In an episode of his podcast StarTalk, Tyson was even more succinct, stating plainly that, “If China announced plans to build a military base on the moon, we’d be there in a month.”
Well, he may just get his wish. A number of nations have recently begun making significant strides toward matching America’s space capabilities, in large part because the United States has not expanded upon its celestial skill set (for the most part) in decades, allowing lesser developed nations to close the gap between us. China has indeed announced plans to go to the moon, though there have been no claims of Chinese moon bases surfacing quite yet. Russia has become the only nation with a personnel ferry service into orbit since the American space shuttle was retired, and thus far, no private space agency has mustered the might needed to break new “ground” in the skies above us, focusing instead on reducing costs in new ways, but still conducting the normal space operations we’ve been carrying out for years. Plans for the future, of course, could change that.

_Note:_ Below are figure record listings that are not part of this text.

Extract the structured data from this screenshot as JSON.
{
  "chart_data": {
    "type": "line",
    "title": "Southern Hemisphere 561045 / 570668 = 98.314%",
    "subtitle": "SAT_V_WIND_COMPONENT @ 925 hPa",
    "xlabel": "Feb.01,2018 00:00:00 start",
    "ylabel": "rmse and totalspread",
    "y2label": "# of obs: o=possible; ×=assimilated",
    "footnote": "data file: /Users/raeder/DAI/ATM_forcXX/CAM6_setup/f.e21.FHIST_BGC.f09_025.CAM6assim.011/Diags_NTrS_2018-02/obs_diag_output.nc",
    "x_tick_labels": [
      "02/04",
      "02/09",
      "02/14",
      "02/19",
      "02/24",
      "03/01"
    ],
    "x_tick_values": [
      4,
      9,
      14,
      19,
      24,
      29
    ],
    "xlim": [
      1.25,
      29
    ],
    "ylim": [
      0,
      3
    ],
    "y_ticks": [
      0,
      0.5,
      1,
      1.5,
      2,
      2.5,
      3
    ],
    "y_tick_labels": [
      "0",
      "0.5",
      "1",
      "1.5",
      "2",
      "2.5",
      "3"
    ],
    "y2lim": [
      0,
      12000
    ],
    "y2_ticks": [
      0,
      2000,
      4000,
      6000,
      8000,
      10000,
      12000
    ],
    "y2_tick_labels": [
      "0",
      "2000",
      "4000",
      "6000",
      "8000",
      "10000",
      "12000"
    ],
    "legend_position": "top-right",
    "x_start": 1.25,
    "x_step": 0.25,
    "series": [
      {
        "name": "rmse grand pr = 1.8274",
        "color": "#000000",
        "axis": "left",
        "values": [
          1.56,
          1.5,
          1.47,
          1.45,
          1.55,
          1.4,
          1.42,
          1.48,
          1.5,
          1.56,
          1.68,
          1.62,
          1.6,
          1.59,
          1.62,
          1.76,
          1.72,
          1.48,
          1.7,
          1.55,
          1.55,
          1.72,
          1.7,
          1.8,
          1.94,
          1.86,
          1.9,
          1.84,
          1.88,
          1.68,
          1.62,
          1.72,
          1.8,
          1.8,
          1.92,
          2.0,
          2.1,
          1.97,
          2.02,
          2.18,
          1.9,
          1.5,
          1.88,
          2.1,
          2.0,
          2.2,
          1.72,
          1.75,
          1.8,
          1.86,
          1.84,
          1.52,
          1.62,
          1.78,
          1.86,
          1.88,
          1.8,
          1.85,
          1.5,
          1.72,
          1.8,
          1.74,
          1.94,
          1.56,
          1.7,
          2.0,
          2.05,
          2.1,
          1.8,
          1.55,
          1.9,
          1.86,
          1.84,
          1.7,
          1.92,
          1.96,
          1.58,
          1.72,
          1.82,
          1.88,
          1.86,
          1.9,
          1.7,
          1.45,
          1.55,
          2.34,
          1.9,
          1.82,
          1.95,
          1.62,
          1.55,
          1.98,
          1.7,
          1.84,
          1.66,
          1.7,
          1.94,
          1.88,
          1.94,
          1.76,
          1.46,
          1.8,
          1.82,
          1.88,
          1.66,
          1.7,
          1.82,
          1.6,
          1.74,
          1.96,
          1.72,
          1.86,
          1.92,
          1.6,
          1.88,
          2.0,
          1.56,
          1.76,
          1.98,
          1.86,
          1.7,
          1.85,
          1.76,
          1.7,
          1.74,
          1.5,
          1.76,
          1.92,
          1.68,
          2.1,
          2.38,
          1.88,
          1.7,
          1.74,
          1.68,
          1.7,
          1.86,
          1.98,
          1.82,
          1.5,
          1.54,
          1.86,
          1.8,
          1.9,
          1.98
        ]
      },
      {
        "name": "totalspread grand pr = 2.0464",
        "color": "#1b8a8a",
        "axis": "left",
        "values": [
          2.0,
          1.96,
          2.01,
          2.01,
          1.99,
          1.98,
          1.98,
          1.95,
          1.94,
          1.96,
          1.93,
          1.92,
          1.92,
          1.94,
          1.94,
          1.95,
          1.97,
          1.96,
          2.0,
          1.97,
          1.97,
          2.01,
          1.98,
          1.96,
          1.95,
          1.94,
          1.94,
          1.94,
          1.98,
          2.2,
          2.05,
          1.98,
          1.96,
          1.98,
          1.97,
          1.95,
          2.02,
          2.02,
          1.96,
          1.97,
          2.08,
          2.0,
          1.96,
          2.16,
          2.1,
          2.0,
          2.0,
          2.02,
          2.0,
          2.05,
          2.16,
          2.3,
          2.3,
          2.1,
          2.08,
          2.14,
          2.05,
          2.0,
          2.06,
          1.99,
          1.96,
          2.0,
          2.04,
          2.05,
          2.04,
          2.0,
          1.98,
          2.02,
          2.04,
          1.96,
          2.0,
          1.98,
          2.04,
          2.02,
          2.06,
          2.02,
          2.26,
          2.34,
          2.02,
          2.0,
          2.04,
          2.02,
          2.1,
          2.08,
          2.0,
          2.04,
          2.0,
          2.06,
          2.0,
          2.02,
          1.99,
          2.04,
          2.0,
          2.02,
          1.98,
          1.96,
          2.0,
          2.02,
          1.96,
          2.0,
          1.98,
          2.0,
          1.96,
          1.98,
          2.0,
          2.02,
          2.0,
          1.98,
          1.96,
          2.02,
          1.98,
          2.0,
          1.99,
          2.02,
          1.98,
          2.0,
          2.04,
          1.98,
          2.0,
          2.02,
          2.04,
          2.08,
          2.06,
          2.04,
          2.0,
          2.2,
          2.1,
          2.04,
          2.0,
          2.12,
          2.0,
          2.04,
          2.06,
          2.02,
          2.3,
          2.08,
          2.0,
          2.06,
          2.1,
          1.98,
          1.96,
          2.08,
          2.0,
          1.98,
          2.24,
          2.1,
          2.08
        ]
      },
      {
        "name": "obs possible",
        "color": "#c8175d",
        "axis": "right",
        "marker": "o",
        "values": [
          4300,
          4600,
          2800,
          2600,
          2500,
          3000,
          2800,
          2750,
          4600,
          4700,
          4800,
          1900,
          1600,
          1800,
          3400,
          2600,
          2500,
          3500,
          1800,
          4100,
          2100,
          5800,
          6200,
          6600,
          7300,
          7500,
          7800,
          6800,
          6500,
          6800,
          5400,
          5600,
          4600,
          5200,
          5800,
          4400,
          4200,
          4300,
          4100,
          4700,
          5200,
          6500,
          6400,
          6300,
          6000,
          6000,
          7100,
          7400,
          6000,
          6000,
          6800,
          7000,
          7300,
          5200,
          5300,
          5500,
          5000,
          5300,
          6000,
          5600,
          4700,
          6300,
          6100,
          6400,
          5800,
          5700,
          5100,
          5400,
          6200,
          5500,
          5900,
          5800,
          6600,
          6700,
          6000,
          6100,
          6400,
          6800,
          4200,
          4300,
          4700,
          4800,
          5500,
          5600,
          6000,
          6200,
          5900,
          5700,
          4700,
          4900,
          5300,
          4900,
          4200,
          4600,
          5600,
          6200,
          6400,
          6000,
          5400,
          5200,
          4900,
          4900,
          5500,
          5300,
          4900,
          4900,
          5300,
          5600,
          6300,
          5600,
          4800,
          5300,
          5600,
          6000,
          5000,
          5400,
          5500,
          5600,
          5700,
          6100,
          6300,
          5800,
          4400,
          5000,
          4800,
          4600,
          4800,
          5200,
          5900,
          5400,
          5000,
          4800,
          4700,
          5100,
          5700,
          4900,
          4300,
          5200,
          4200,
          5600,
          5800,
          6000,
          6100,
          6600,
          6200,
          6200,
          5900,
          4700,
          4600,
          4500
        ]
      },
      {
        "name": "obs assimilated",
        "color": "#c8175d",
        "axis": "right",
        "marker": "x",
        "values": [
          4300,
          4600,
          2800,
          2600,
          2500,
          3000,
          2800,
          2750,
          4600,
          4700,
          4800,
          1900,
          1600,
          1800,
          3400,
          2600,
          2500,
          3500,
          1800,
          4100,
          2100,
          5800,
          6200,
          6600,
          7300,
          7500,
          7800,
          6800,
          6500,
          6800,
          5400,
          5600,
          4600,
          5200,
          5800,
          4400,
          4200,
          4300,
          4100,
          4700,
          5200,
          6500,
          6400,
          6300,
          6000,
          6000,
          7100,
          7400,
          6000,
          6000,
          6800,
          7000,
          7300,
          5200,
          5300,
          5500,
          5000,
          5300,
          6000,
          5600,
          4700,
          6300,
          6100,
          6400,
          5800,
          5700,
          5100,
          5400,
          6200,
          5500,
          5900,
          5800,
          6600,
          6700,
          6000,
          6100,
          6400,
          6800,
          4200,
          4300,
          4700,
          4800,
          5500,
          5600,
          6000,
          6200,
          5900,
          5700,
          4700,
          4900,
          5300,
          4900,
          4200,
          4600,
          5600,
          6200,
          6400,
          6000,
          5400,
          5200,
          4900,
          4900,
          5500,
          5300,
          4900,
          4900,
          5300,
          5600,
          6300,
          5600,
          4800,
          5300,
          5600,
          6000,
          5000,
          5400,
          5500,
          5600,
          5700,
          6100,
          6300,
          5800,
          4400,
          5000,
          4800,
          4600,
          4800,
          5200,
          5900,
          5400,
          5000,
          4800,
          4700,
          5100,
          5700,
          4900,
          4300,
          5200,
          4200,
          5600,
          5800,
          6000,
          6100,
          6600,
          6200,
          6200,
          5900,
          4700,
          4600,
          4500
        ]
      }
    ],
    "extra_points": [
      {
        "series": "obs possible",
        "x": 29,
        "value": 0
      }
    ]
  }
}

Further exemplifying this point, was Iran’s successful rocket launch on Thursday.
While sending a rocket into space was once something only a few nations were capable of, the skies have grown increasingly crowded in recent years. Now the Islamic Republic of Iran has successfully placed a satellite in orbit – a feat never before accomplished by the Arab nation. It bears noting that the same technology used to send a rocket into orbit is also found in large-scale ballistic missiles. It’s no coincidence that we were sending men to the moon at the same time as we were building massive ICBMs.
While Iran’s success this week doesn’t indicate that they’ve surpassed America’s orbital capabilities in any way, it marks a clear advance toward them by a nation many wouldn’t see as a competitor to the might of the United States in space. It would seem a number of nations have recently taken to appreciating the value in having a presence high overhead, with the U.S. lagging behind in terms of concern about keeping its foothold.
If Dr. Tyson is right, however, maybe launches like Iran’s will reignite the fires of exploration and discovery, as a means by which to expand our influence and defensive posture. If not… we may see the day that we’re asking Iran for a ride to the International Space Station.
That might seem crazy… but the United States is also amidst pushing through a new series of economic sanctions on Russia, with American astronauts currently slated in hitch a ride in one of their rockets this very Friday.